Friday, December 01, 2006

Fresh Air: A Breath of New Hungarian Cinema


Fresh Air (Friss Levegö) was one of the films in competition at the recent Kiev Film Festival of the 36th Molodist that took place towards the end of October. It is the first feature by Ágnes Kocsis and has already won her awards to underline the acclaim she has received. It is another film to emerge out of Hungary - a nation that seems to be stepping very much into the limelight of European, indeed, world cinema again. Confirmation of this is also seen in films like Nimród Antal’s Control, Attila Janish’s After the Day Before and Taxidermia by György Pálfi, not to mention that Bela Tarr is working on his latest film.

The premise of Fresh Air is a council estate in the suburbs of a large city (Budapest? It’s the director’s birthplace) where Viola (Julia Nyako) and her daughter Angela (Izabella Hegyi) are living. Both of them are in a crisis of their own: Viola is approaching middle-age and would like to have a man in her life and Angela is a bored, moody 17 year-old who is studying to be a fashion designer, but doesn’t have a boyfriend. They take out their frustrations by ignoring one another and do not communicate apart from when they join on the couch to watch their favourite soap opera. Their good, almost fanatical, habits are keeping the flat clean, something Viola probably learnt in her violation at working as a bathroom attendant, a job which carries a social stigma. Viola often wears red and that is also the colour of the walls in the bathroom she is seen keeping cheerful. By contrast, Angela wears and seems attracted by the colour green, thus conveying their emotional detachment. It’s also arguably a nod to the idea that student films are full of symbolism and that Kocsis has carried this over into her first feature.
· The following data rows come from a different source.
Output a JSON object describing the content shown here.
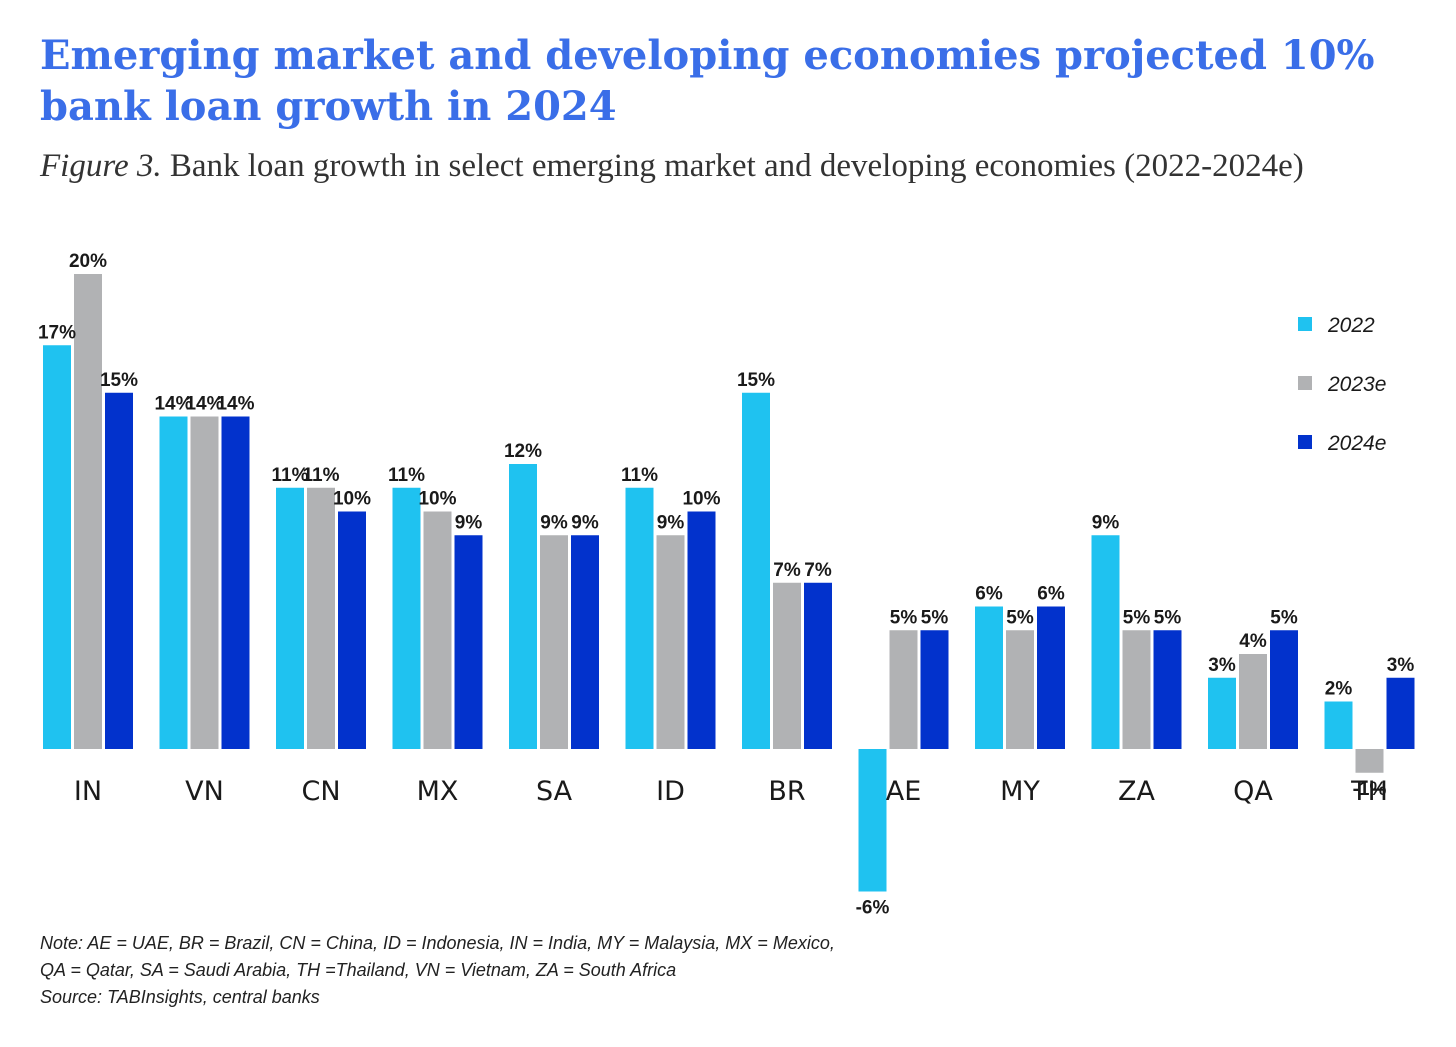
{
  "headline": "Emerging market and developing economies projected 10% bank loan growth in 2024",
  "subtitle": {
    "figure_label": "Figure 3.",
    "text": " Bank loan growth in select emerging market and developing economies (2022-2024e)"
  },
  "notes": {
    "note_line1": "Note: AE = UAE, BR = Brazil, CN = China, ID = Indonesia, IN = India, MY = Malaysia, MX = Mexico,",
    "note_line2": "QA = Qatar, SA = Saudi Arabia, TH =Thailand, VN = Vietnam, ZA = South Africa",
    "source": "Source: TABInsights, central banks"
  },
  "chart_data": {
    "type": "bar",
    "title": "",
    "xlabel": "",
    "ylabel": "",
    "ylim": [
      -6.5,
      20.5
    ],
    "grid": false,
    "legend_position": "right",
    "value_format": "percent",
    "categories": [
      "IN",
      "VN",
      "CN",
      "MX",
      "SA",
      "ID",
      "BR",
      "AE",
      "MY",
      "ZA",
      "QA",
      "TH"
    ],
    "series": [
      {
        "name": "2022",
        "color": "#1fc2f0",
        "values": [
          17,
          14,
          11,
          11,
          12,
          11,
          15,
          -6,
          6,
          9,
          3,
          2
        ]
      },
      {
        "name": "2023e",
        "color": "#b1b2b4",
        "values": [
          20,
          14,
          11,
          10,
          9,
          9,
          7,
          5,
          5,
          5,
          4,
          -1
        ]
      },
      {
        "name": "2024e",
        "color": "#0232cc",
        "values": [
          15,
          14,
          10,
          9,
          9,
          10,
          7,
          5,
          6,
          5,
          5,
          3
        ]
      }
    ]
  }
}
We are often surprised at where the story is taking us and therefore traditional narrative structure is not compromised. This becomes clear in the opening sequence where Viola is at a ballroom dance class, one of her failed attempts at meeting someone special. One of the other students walks her home and then admits he wants to be her full-time companion. She spurns his advances but, instead of the dancing class playing a significant role, we never see this or the man in the film again. Also, although there has been a somewhat precarious stability throughout, the equilibrium is not broken until near the film’s end. When this happens, it is dramatic but in a plausible way that still quadrates with the consistent mood and atmosphere. However, it is this wait that builds tension because up to this moment we have become very engaged in the lives of the mother and daughter in their humdrum existence on the council estate.

Director Ágnes Kocsis

Ágnes Kocsis admits an influence from directors ranging from Godard, Fellini, Antonioni and Truffaut to Bunuel and Olmi. However, it’s difficult to find direct influences from those directors here. The long-shots with static camerawork more conjure up Jim Jarmusch’s first work Stranger than Paradise, but with a contemporary European realism thrown in (oddly enough Angela is reminiscent of the Eva character in Jarmusch’s film who was played by another Hungarian actor Eszter Balint). What the director does share with Jim Jarmusch is an unequivocal sense of humour despite the often desolate desperation that Angela and particularly Viola find themselves in. Angela has a real sense of fun at times which has conceivably been passed down from her mother even though that’s not so evident in the film’s duration.

We find ultimately, Fresh Air is a film about emotions, communication and loneliness made with a directorial style that is indirectly acknowledging of influences yet neoteric and engaging. Taking the notion that life has no plot, it’s almost akin to watching a fly on the wall documentary about two people over a period of time until something interesting happens that will alter their lives in a hopefully positive way. In this instance, it is not the happiest of denouements, yet still a satisfactory one, not only for the mother and daughter but what the audience would have hoped for as well. If Ágnes Kocsis continues making films as good as this, Bela Tarr won’t be the only bright light of contemporary Hungarian cinema.